Has any one lost weight at maintenance calorie setting? 5 votes

Yes
60%
nossmfAnnPT77jademae81975 3 votes
No
40%
LimaEcho80greentamia71 2 votes

Replies

  • COGypsy
    COGypsy Posts: 1,451 Member

    If you are at maintenance, you by that very definition are not losing. You can't do both. Did I miss something?

  • AnnPT77
    AnnPT77 Posts: 36,882 Member
    Yes

    I assume you mean "lose weight at MFP's estimate of maintenance calories".

    It's an estimate, right? It's basically the statistical average calorie needs of demographically similar people.

    Individuals vary from averages. In this case, most are close, but a few aren't.

    By the time I reached maintenance, I already knew MFP estimated too low for me, so I based my maintenance plan on my own recent logging and weight loss history.

    I've been maintaining for 9+ years, eating roughly 500 calories above MFP's estimate, and a similar amount above the numbers from my good brand/model fitness tracker - one that estimates well for other people who've reported here. It's rare to be that far off average, but obviously it can happen. (I don't deliberately over- estimate food or underestimate activity/exercise, BTW. I try to be accurate. )

    A few people even find that they maintain on higher calories than estimated from their personal loss history. Loosely, some people's energy perks up when they go to maintenance calories, so they move more, perhaps in subtle ways . . . but enough to see very gradual loss after a while. This seems to be a category where some people are responders and others non-responders, but only experience will tell us which we are.

  • sollyn23l2
    sollyn23l2 Posts: 2,006 Member

    Yes, I did. It means you burn more calories on average than MFP thinks you do based off their calculations.

  • glassyo
    glassyo Posts: 7,876 Member

    Wow, my first thought was physically setting mfp to maintenance instead of physically picking lose a lb etc.

    Which I did because I didn't like those angry red numbers when I went over so I put eat as maintenance and "underate" for my deficit.

    But everybody else makes more sense.

  • nossmf
    nossmf Posts: 14,418 Member
    Yes

    After a prolonged weight-loss phase, I switched to maintenance the last two weeks. I knew what my maintenance calories should be based upon six months' data comparing calories eaten, calories burned in exercise, and weight changes. So when it came time to do maintenance, I knew how much to eat.

    Week 1 of "maintenance" I gained 1.2 lbs.
    Week 2 of "maintenance" I lost those same 1.2 lbs again.

    Remember that your weight on the scale includes everything…skeleton, muscles, organs, fat, water, food making its way through the digestive system, everything. So when I increased my food intake, not only did I have more food in my digestive system, but the body held onto extra water to help with digesting it. By the second week, the extra food was flushed and/or the body had figured out how to do its thing without the extra water.
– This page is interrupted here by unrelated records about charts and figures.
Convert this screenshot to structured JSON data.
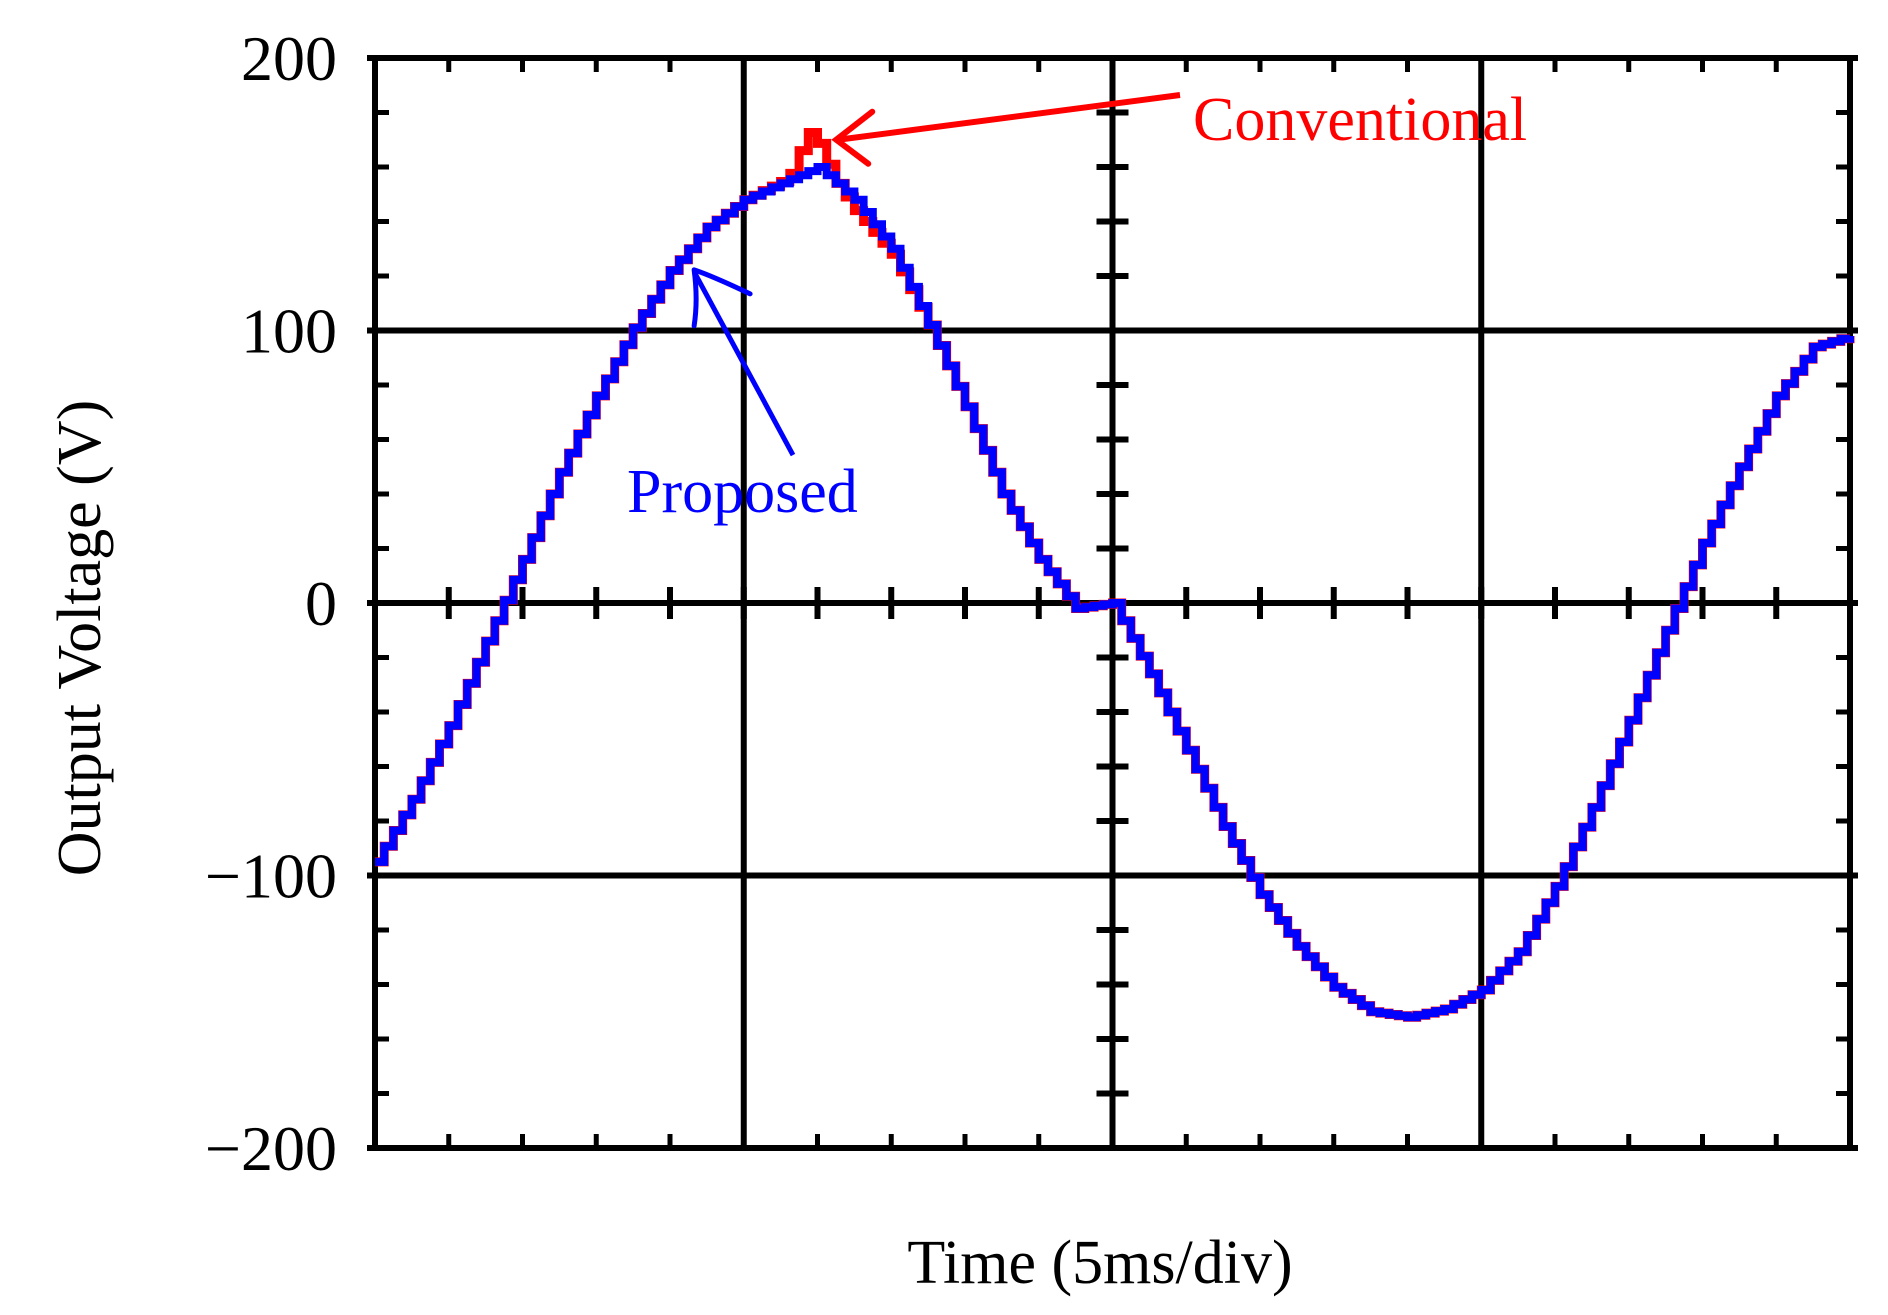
{
  "chart_data": {
    "type": "line",
    "title": "",
    "xlabel": "Time (5ms/div)",
    "ylabel": "Output Voltage (V)",
    "x_unit": "ms",
    "xlim": [
      0,
      20
    ],
    "ylim": [
      -200,
      200
    ],
    "x_ticks": [
      0,
      5,
      10,
      15,
      20
    ],
    "x_tick_labels": [
      "",
      "",
      "",
      "",
      ""
    ],
    "y_ticks": [
      200,
      100,
      0,
      -100,
      -200
    ],
    "y_tick_labels": [
      "200",
      "100",
      "0",
      "−100",
      "−200"
    ],
    "grid": true,
    "colors": {
      "axes": "#000000",
      "conventional": "#ff0000",
      "proposed": "#0000ff"
    },
    "series": [
      {
        "name": "Conventional",
        "color": "#ff0000",
        "x": [
          0,
          0.5,
          1,
          1.5,
          2,
          2.5,
          3,
          3.5,
          4,
          4.5,
          5,
          5.3,
          5.6,
          5.75,
          5.9,
          6.05,
          6.2,
          6.5,
          7,
          7.5,
          8,
          8.5,
          9,
          9.5,
          10,
          10.5,
          11,
          11.5,
          12,
          12.5,
          13,
          13.5,
          14,
          14.5,
          15,
          15.5,
          16,
          16.5,
          17,
          17.5,
          18,
          18.5,
          19,
          19.5,
          20
        ],
        "y": [
          -95,
          -72,
          -45,
          -14,
          16,
          48,
          76,
          101,
          122,
          138,
          148,
          152,
          156,
          166,
          174,
          166,
          156,
          144,
          128,
          102,
          72,
          40,
          16,
          -2,
          0,
          -26,
          -54,
          -82,
          -107,
          -126,
          -141,
          -150,
          -152,
          -149,
          -142,
          -128,
          -104,
          -75,
          -43,
          -10,
          22,
          50,
          76,
          94,
          98
        ]
      },
      {
        "name": "Proposed",
        "color": "#0000ff",
        "x": [
          0,
          0.5,
          1,
          1.5,
          2,
          2.5,
          3,
          3.5,
          4,
          4.5,
          5,
          5.5,
          6,
          6.5,
          7,
          7.5,
          8,
          8.5,
          9,
          9.5,
          10,
          10.5,
          11,
          11.5,
          12,
          12.5,
          13,
          13.5,
          14,
          14.5,
          15,
          15.5,
          16,
          16.5,
          17,
          17.5,
          18,
          18.5,
          19,
          19.5,
          20
        ],
        "y": [
          -95,
          -72,
          -45,
          -14,
          16,
          48,
          76,
          101,
          122,
          138,
          148,
          154,
          160,
          148,
          130,
          102,
          72,
          40,
          16,
          -2,
          0,
          -26,
          -54,
          -82,
          -107,
          -126,
          -141,
          -150,
          -152,
          -149,
          -142,
          -128,
          -104,
          -75,
          -43,
          -10,
          22,
          50,
          76,
          94,
          98
        ]
      }
    ],
    "annotations": [
      {
        "text": "Conventional",
        "color": "#ff0000",
        "points_to": {
          "x": 6.2,
          "y": 170
        }
      },
      {
        "text": "Proposed",
        "color": "#0000ff",
        "points_to": {
          "x": 4.3,
          "y": 123
        }
      }
    ]
  }
}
    Either way, I did not gain fat on maintenance, I did not lose fat on maintenance. But my WEIGHT changed.

  • PAV8888
    PAV8888 Posts: 15,301 Member

    Can you lose weight by eating at your future estimate of calories needed to maintain your weight when become lighter? Yes

    Can you lose weight at your current estimate of maintenance calories? Yes

    Can you lose weight at your current actual maintenance calories? No.

    Not unless you're discussing water weight variations in which case .. sure.

    But no, at your current actual maintenance calories by definition your weight cannot change meaningfully other than because of innocuous water weight variations or concerning medical issues.